Não me arrependo da cirurgia, sabe-se lá que rumo eu teria tomado se eu tivesse sido tímida pro resto da minha vida, afinal meus peitos eram realmente caídos e feios, acho que eu teria mais vergonha de mostrá-los assim para um cara do que de mostrar as cicatrizes... Mas a verdade é que se eu pudesse voltar no tempo, eu teria feito diferente (opa, será que isso é arrependimento?)

Mas chegou o momento da minha vida que a beleza comprada aos 17 anos me tirou um sonho, me deu só tristeza, agonia, sofrimento, sensação de incapacidade, me tirou o instinto, a ocitocina, o prazer.

Em um determinado período da gestação pode ser que a mulher comece a produzir leite, ou algum líquido, nem lembro mais, mas eu não produzi nada e foi neste momento que eu comecei a me questionar se eu teria problemas para amamentar, mas como isso não acontecia com toda mulher, eu não dei muita bola, ou fingi que não dei, afinal a minha gestação estava tão gostosa, acho que não queria preocupações.

Mas um dia na consulta com a parteira, após dizer que eu tinha feito uma cirurgia para redução de mamas, tive a coragem de perguntar se poderia influenciar na amamentação e então ela disse que sim, mas meu ego de mulher poderosa que ia parir lindamente de parto natural quis esconder esse possível problema.

Chegou o dia de parir. Foi tudo lindo, lindo mesmo, com dor e prazer, com coragem e com medo. Chegou a hora do nenê vir para o meu peito e eu não consigo me lembrar exatamente como foi, talvez não tenha sido como eu sonhava.
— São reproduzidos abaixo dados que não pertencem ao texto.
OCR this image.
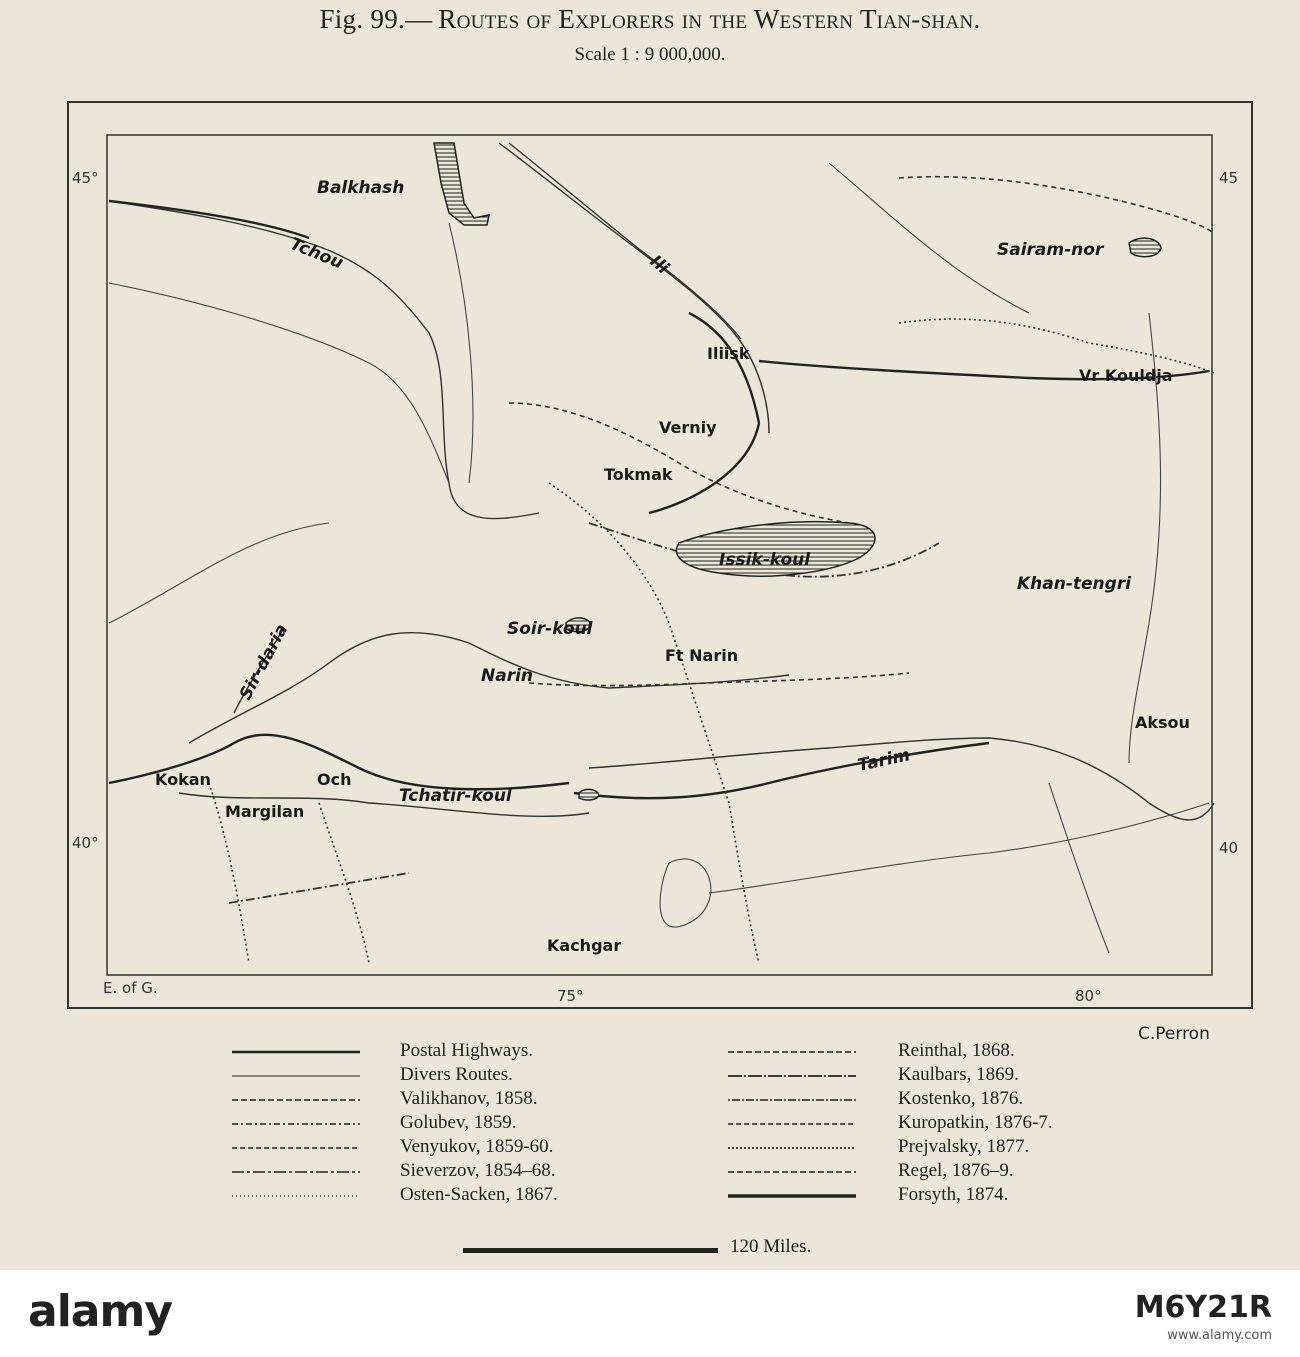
Fig. 99.— Routes of Explorers in the Western Tian-shan.
Scale 1 : 9 000,000.
Balkhash
Tchou	Ili
Sairam-nor
Iliisk
Vr Kouldja
Verniy
Tokmak
Issik-koul
Khan-tengri
Soir-koul
Ft Narin
Narin
Sir-daria
Aksou
Tarim
Kokan	Och
Margilan
Tchatir-koul
Kachgar
45°	45
40°	40
75°	80°
E. of G.
C.Perron
Postal Highways.
Divers Routes.
Valikhanov, 1858.
Golubev, 1859.
Venyukov, 1859-60.
Sieverzov, 1854–68.
Osten-Sacken, 1867.
Reinthal, 1868.
Kaulbars, 1869.
Kostenko, 1876.
Kuropatkin, 1876-7.
Prejvalsky, 1877.
Regel, 1876–9.
Forsyth, 1874.
120 Miles.
alamy	M6Y21R
www.alamy.com
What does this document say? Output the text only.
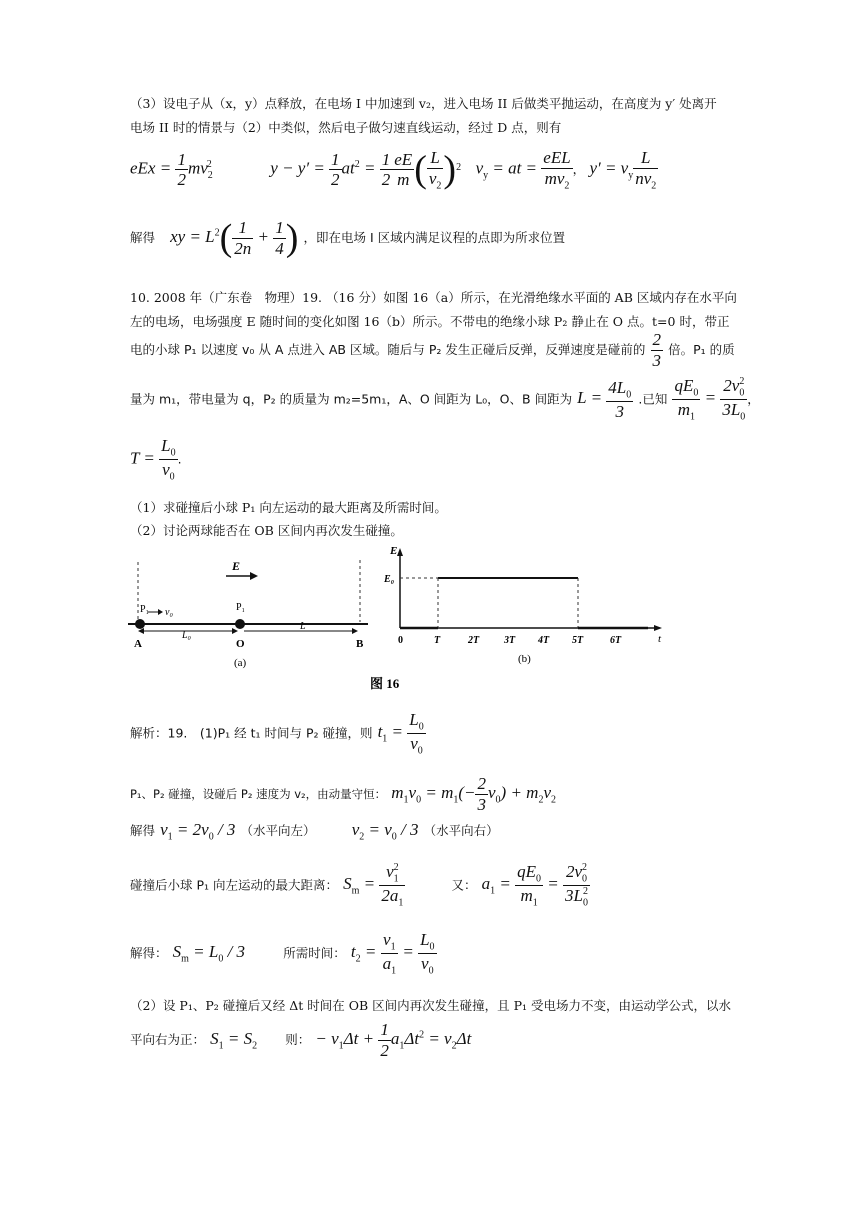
（3）设电子从（x，y）点释放，在电场 I 中加速到 v₂，进入电场 II 后做类平抛运动，在高度为 y′ 处离开
电场 II 时的情景与（2）中类似，然后电子做匀速直线运动，经过 D 点，则有
eEx = $\frac{1}{2} mv_2^2$	$y - y' = \frac{1}{2} at^2 = \frac{1}{2} \frac{eE}{m}$ ( $\frac{L}{v_2} )^2$  $v_y$ = at = $\frac{\text{eEL}}{mv_2}$ ， $y' = v_y \frac{L}{nv_2}$
解得 xy = $L^2( \frac{1}{2n} + \frac{1}{4}$ ) ，即在电场 I 区域内满足议程的点即为所求位置
10. 2008 年（广东卷　物理）19. （16 分）如图 16（a）所示，在光滑绝缘水平面的 AB 区域内存在水平向
左的电场，电场强度 E 随时间的变化如图 16（b）所示。不带电的绝缘小球 P₂ 静止在 O 点。t=0 时，带正
电的小球 P₁ 以速度 v₀ 从 A 点进入 AB 区域。随后与 P₂ 发生正碰后反弹，反弹速度是碰前的 $\frac{2}{3}$ 倍。P₁ 的质
量为 m₁，带电量为 q，P₂ 的质量为 m₂=5m₁，A、O 间距为 L₀，O、B 间距为 $L = \frac{4L_0}{3}$ .已知 $\frac{qE_0}{m_1} = \frac{2v_0^2}{3L_0}$ ，
$T = \frac{L_0}{v_0}$ .
（1）求碰撞后小球 P₁ 向左运动的最大距离及所需时间。
（2）讨论两球能否在 OB 区间内再次发生碰撞。
E
P₁	P₁
v₀
L₀
L
A	O	B
(a)
E
t
E₀
0	T	2T 3T 4T 5T	6T
(b)
图 16
解析：19.　(1)P₁ 经 t₁ 时间与 P₂ 碰撞，则 $t_1 = \frac{L_0}{v_0}$
P₁、P₂ 碰撞，设碰后 P₂ 速度为 v₂，由动量守恒： $m_1v_0 = m_1(- \frac{2}{3} v_0) + m_2v_2$
解得 $v_1 = 2v_0 / 3$ （水平向左） $v_2 = v_0 / 3$ （水平向右）
碰撞后小球 P₁ 向左运动的最大距离： $S_m = \frac{v_1^2}{2a_1}$	又： $a_1 = \frac{qE_0}{m_1} = \frac{2v_0^2}{3L_0^2}$
解得： $S_m = L_0 / 3$	所需时间： $t_2 = \frac{v_1}{a_1} = \frac{L_0}{v_0}$
（2）设 P₁、P₂ 碰撞后又经 Δt 时间在 OB 区间内再次发生碰撞，且 P₁ 受电场力不变，由运动学公式，以水
平向右为正： $S_1 = S_2$ 则： − $v_1\Delta t + \frac{1}{2} a_1\Delta t^2 = v_2\Delta t$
Mas eu me lembro que em um determinado momento eu apertei meu mamilo e saiu alguma coisinha e eu achei que aquilo era sinal de que eu ia ter leite e pronto e fiquei feliz.
Enquanto meu marido passou os 5 dias de licença em casa comigo foi tudo lindo. O bebê mamava e eu tinha certeza que seria assim por longos meses, anos... Amamentar exclusivo em livre demanda até os 6 meses e continuar até quando ele quisesse com 2, 3, 4 anos... Afinal, parece que isso vem junto com o pacote de parto de humanizado.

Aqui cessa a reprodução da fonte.